To the first point, the ex-ante review (aka custom review) process has been absolutely crippling to the implementation of commercial and industrial programs that rely on custom calculations to estimate energy savings. While the objectives of that process were appropriate (reactions to poor NTG as the principal one) the cure was worse than the disease. The timeline for those reviews, and the customer interactions that delays, and incentives that got taken off the table, were nothing less than a programmatic nightmare to the point where our industry took the issue to the state legislature and passed AB 1131 to address. If we see a custom process that keeps the same administrative hassles and lack of clarity, a lot of us will be avoiding custom review like the plague.

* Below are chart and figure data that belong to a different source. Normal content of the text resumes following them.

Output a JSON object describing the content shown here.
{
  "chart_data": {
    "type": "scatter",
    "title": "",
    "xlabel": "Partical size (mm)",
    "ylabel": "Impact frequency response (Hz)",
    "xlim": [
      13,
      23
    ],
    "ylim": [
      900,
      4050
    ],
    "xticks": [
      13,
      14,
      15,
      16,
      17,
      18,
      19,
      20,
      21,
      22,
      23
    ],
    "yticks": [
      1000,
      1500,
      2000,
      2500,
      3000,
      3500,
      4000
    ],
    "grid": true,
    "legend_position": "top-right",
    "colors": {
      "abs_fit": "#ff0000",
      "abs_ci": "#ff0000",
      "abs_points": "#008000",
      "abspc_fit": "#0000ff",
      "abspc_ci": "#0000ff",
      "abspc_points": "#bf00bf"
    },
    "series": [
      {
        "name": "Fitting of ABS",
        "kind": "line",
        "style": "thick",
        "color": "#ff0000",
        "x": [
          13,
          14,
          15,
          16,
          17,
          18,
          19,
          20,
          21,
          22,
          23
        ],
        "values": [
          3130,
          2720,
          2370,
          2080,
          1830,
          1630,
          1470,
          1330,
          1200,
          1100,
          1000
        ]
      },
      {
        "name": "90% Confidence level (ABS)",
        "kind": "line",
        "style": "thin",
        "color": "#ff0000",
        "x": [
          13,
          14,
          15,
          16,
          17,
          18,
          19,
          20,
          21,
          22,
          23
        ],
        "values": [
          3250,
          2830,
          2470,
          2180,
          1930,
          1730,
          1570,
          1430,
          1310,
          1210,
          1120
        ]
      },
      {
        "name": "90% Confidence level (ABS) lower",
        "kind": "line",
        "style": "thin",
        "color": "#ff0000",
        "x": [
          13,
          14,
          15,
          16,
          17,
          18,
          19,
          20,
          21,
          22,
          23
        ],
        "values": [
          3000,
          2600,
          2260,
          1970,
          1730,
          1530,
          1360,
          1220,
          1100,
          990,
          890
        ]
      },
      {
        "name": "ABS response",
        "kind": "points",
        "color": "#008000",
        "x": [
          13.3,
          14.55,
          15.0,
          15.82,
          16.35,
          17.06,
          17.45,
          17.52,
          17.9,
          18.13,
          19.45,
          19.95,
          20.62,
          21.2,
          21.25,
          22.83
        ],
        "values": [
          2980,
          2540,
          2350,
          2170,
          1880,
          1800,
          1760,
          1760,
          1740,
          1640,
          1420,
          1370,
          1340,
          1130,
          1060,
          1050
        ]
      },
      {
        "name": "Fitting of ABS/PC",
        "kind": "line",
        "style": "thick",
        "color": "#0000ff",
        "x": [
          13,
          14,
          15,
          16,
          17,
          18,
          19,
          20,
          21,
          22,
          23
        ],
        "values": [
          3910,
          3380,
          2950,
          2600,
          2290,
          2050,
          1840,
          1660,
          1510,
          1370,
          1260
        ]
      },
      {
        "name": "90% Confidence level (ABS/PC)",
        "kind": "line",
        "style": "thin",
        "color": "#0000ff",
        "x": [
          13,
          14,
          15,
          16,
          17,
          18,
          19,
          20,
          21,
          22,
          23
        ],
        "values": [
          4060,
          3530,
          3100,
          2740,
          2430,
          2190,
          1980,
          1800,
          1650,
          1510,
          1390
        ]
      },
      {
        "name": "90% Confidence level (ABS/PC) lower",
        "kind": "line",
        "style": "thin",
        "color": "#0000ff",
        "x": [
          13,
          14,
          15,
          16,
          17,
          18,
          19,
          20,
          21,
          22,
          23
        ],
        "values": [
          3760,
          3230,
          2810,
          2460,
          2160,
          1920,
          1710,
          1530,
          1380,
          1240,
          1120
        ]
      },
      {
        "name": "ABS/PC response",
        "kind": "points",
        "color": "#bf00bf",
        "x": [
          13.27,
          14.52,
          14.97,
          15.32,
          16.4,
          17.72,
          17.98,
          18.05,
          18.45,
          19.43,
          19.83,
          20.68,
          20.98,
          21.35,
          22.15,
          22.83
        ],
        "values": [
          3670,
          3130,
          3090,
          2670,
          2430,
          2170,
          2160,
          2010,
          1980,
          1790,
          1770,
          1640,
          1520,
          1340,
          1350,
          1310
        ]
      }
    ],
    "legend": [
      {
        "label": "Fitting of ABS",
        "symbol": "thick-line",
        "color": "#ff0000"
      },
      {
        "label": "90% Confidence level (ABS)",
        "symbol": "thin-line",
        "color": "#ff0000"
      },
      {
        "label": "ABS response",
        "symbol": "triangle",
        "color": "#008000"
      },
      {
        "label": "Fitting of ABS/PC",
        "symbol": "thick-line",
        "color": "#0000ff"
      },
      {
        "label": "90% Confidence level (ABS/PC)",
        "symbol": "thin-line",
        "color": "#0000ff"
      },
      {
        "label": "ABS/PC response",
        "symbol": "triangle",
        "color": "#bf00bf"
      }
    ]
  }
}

Enter NMEC, which a lot of program implementers plan to use as a better tool for demonstrating savings at our sites in a way that is relatively clear and simple. However, a prior draft decision on NMEC assigned NMEC projects to the same custom review process. Industry reaction to that decision was widely negative, but we don’t yet have a final decision, leading again to uncertainty.
With all this uncertainty about, it’s kind of hard to know how to propose the right program approaches. And with SDG&E being the first to hit the streets with an RFA next week, it’s making a lot of us nervous.
I hope that we get a decision on NMEC soon, and we’ll need to wait and see how a revised ex-ante review comes together. But if we get those two steps in place, we’ll be ready to go with program concepts that can provide benefit to the state’s ratepayers, mitigate risk to public funds, and save our customers money and make them more carbon neutral, whether the TRC says so or not.
Like this post? Share it on LinkedIn.
 Total Resource Cost test. Currently used to determine program cost effectiveness. As described by the CPUC it “measures the net costs of a demand-side management program as a resource option based on the total costs of the program, including both the participants’ and the utility’s costs.” Current regs specify that program benefits, as measured by the test, must exceed costs, in other words the TRC must be greater than 1.0.